Die Aufgabe war es, die zurück gebliebenen Haustiere in den Siedlungen zu erschiessen. Denn die Tiere durften nicht mit ihren Besitzern gehen, als alle evakuiert wurden. Die Tiere waren, wie die Umgebung selbst, ebenfalls von der Strahlung verseucht worden. Man befürchtete diesbezüglich, dass sie die Einsatzkräfte im Sperrgebiet ebenfalls verseuchen würden, weswegen man die beseitigen musste. So wurden hunderte Haustiere und auch Wildtiere wie z.B. Wildschweine von den Jägern beseitigt und in Mogilniks begraben.
Viele Tiere starben auch an der Strahlenkrankheit. Zum Beispiel fielen Vögel aus dem Nichts, wie Steine, tot vom Himmel.
Die drei Taucher
Unter der Reaktorhalle befanden sich Reservetanks für die Notkühlung der Reaktoranlage.

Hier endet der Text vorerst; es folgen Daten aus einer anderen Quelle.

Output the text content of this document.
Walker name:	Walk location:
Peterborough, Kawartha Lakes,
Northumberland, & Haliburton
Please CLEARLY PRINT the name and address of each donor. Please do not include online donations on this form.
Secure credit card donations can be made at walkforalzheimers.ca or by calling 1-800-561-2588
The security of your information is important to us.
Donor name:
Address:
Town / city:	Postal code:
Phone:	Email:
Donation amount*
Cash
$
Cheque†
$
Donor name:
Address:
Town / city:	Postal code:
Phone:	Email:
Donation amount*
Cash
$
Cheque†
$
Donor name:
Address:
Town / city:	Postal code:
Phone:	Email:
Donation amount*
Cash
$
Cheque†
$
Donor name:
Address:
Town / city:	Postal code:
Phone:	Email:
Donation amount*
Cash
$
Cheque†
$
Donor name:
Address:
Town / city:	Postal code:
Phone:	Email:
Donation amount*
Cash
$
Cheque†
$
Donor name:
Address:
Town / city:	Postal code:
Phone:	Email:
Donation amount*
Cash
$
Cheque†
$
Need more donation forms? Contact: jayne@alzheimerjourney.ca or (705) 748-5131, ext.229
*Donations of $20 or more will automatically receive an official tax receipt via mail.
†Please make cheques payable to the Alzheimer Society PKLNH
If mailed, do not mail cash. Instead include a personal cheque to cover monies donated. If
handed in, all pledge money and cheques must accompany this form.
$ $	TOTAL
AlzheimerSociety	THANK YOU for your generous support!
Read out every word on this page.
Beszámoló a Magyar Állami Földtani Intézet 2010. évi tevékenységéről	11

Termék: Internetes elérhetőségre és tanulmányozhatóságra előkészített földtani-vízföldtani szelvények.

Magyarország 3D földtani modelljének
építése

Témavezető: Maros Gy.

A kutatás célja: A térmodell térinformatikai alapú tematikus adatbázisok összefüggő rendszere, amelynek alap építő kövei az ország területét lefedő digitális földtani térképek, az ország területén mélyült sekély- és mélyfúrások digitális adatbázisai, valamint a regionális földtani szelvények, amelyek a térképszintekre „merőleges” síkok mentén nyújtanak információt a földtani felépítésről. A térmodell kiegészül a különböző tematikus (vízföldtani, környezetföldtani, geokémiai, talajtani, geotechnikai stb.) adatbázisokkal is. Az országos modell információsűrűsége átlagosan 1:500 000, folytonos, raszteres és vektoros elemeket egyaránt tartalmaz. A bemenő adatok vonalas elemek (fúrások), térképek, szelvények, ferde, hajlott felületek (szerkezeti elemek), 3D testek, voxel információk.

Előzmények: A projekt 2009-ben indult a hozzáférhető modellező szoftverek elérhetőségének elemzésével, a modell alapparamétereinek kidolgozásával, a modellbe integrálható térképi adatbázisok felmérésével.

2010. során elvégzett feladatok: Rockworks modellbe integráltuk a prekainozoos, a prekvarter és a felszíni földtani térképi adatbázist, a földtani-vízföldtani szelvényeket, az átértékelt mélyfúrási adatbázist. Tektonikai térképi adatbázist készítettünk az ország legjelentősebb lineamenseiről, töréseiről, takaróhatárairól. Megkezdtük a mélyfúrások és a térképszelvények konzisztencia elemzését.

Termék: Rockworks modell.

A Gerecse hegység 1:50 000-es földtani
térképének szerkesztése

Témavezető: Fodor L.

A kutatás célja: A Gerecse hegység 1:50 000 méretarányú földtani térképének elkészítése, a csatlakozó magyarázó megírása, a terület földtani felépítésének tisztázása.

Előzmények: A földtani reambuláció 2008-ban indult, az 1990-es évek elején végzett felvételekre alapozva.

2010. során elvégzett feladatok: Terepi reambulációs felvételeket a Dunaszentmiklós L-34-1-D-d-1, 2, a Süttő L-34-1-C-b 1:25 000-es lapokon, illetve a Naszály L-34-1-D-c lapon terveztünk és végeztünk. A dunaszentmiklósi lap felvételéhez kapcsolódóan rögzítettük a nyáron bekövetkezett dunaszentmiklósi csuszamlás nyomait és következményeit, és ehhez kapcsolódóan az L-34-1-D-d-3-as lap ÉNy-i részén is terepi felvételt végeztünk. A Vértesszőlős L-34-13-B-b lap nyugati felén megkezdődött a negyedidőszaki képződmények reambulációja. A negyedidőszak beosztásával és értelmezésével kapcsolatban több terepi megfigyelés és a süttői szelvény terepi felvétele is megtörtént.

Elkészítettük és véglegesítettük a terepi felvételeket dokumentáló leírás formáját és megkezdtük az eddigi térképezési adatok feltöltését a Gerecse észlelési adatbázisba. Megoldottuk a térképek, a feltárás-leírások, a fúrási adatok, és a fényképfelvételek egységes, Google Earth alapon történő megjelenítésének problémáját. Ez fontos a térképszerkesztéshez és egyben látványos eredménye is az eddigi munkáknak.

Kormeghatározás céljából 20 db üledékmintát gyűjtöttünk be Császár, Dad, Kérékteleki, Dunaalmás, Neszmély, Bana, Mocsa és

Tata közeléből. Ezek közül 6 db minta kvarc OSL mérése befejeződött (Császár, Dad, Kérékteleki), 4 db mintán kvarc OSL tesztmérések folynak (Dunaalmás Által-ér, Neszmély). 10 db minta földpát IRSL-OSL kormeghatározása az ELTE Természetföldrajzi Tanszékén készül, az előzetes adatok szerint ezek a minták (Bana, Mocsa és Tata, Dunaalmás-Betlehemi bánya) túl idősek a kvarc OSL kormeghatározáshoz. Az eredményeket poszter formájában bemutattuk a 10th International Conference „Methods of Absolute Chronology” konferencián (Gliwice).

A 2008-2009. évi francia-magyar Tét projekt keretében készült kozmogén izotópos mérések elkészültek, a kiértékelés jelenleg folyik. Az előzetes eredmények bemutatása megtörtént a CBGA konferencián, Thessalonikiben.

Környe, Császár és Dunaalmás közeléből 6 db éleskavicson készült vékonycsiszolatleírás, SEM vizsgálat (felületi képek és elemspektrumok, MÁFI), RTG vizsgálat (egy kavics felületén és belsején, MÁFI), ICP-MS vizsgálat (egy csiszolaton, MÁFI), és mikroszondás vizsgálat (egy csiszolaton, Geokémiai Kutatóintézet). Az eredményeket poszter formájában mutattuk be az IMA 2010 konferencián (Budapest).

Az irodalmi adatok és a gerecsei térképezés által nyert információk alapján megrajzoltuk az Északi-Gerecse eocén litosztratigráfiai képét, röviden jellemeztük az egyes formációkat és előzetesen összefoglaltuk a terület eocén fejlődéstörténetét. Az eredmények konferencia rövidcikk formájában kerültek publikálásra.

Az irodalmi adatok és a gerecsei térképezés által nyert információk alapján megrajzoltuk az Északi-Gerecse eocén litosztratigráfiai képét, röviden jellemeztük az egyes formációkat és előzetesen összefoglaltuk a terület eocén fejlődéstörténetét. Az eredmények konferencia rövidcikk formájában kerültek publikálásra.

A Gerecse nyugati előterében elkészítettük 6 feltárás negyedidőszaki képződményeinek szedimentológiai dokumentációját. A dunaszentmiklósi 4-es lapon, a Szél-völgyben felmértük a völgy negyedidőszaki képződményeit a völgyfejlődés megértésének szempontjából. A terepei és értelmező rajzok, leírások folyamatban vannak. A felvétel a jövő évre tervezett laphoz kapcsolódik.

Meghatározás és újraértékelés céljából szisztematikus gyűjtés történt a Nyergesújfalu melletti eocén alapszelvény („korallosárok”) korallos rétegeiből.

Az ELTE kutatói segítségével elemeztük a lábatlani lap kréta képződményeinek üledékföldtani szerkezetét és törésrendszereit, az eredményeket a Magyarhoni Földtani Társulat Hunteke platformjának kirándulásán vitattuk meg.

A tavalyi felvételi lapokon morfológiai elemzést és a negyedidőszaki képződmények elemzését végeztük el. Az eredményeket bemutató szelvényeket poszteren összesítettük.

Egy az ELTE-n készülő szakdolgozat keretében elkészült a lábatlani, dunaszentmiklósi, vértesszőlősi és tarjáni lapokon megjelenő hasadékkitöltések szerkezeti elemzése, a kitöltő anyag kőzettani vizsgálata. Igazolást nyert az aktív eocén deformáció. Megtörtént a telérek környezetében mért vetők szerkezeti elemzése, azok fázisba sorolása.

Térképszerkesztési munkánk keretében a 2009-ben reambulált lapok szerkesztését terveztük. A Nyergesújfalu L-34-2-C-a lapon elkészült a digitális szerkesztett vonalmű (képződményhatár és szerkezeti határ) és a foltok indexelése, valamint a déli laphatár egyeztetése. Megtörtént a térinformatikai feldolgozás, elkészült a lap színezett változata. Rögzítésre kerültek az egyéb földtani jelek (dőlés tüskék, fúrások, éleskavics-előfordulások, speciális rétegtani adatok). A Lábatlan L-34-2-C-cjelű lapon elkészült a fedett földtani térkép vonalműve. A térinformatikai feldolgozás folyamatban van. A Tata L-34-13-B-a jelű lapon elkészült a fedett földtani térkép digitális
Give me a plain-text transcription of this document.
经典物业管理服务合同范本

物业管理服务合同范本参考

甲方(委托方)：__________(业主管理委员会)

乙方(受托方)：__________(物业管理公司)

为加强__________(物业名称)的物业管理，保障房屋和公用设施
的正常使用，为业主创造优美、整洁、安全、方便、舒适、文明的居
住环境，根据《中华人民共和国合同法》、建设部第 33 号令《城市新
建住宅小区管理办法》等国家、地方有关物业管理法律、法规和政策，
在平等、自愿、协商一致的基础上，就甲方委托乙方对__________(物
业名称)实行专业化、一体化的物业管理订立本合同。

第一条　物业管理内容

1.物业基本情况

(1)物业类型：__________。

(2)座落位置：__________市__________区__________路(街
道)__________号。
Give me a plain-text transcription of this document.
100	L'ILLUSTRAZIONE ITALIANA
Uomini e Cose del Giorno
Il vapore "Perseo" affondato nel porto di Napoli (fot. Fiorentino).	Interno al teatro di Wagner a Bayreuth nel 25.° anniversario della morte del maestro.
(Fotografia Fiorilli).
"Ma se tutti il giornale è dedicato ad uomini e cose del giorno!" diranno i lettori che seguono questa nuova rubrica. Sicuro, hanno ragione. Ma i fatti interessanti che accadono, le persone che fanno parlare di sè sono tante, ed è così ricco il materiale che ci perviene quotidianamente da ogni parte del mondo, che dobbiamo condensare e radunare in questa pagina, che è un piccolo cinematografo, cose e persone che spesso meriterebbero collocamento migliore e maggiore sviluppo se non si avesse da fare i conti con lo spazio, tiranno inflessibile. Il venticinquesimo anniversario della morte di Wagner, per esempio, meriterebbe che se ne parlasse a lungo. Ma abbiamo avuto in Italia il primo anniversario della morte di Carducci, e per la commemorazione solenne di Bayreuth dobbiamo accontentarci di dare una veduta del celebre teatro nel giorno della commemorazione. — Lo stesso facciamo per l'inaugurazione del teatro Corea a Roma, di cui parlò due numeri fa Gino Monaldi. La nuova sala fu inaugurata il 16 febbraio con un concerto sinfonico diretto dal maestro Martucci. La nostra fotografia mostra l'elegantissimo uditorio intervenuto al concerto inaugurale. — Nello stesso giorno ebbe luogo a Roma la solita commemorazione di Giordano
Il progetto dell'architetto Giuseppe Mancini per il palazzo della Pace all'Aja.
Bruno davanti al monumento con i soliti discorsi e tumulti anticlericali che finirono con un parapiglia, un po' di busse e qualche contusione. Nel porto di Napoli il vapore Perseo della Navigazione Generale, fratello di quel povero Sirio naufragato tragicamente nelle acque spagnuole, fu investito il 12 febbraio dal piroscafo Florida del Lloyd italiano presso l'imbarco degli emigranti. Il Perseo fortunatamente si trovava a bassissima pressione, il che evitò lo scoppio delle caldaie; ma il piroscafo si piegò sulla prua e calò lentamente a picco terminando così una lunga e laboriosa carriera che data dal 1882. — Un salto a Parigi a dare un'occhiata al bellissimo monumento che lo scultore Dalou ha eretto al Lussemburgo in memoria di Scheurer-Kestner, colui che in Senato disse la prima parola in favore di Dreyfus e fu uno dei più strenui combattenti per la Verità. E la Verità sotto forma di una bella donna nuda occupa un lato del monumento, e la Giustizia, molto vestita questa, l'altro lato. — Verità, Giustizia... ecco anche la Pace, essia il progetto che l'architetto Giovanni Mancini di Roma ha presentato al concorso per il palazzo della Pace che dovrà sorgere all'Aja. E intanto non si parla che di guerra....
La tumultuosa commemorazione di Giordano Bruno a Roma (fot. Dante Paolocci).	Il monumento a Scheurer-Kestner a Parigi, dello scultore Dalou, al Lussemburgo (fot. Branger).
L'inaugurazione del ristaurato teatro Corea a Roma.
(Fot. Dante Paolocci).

Diese waren wegen des Löschwassers der Feuerwehrleute, voll mit Wasser. Man befürchtete, dass wenn sich die geschmolzene „Lava", die sich aus dem verschmolzenem Uran und anderen radioaktiven Materialien gebildet hatte, durch die Betonplatte des Reaktorbodens schmelzen und dann auf dieses Wasser der Reservetanks treffen würde, dass dies zu einer gewaltigen Wärmeexplosion führen könnte. Um dies zu verhindern, wurden drei Taucher beordert, die vertraut mit dem Kellersystem des Reaktors waren. Es gab jedoch ein Problem, die Tanks waren abgeriegelt, durch ein Schleusentor, das sich nur manuell, also von Hand, öffnen liess. Das Wasser war mit ziemlicher Sicherheit hochgradig verstrahlt, was bedeutete, dass die Taucher, nach schätzungsweise einer Woche, an der Strahlenkrankheit sterben würden. Es hatten sich drei Freiwillige für den Taucherauftrag gemeldet. Nur Dank ihnen, konnte letzten Endes die Gefahr eine Wärmeexplosion verhindert werden. Wie durch ein Wunder, leben zwei der drei Taucher noch heute.
Die Bergwerkleute
Nachdem durch die Taucher die Gefahr einer Wärmeexplosion verhindert worden war, standen die Wissenschaftler schon vor einem neuen Problem. Wenn die Lava die Tanks erreichen würde, dann bestünde die Gefahr, dass sie bis ins Grundwasser hinab sickern würde. Das hätte be-deutet, dass die gesamte Hauptgrund-Wasserversorgung der ganzen Ukraine verseucht worden wäre. Deswegen entwarf man einen Plan für einen Wärmetauscher, indem man eine Kammer unter der Betonplatte grub, um diese dann mit Stickstoff zu füllen, dies würde der Lavamasse entgegen zu wirken. Und um diesen Plan umsetzen zu können, brachte man mehr als 400 Bergwerkarbeiter aus einem Bergwerk im russischen Tula, nach Tschernobyl. Zuerst mussten sie, in 12 Meter Tiefe, einen 136 Meter langen Tunnel graben, bis zur betroffenen Betonplatte. Dann einen Hohlraum ausheben mit einem Rauminhalt von rund 4'500 Kubikmetern. Danach füllte man die ausgehobene Kammer mit flüssigem Stickstoff.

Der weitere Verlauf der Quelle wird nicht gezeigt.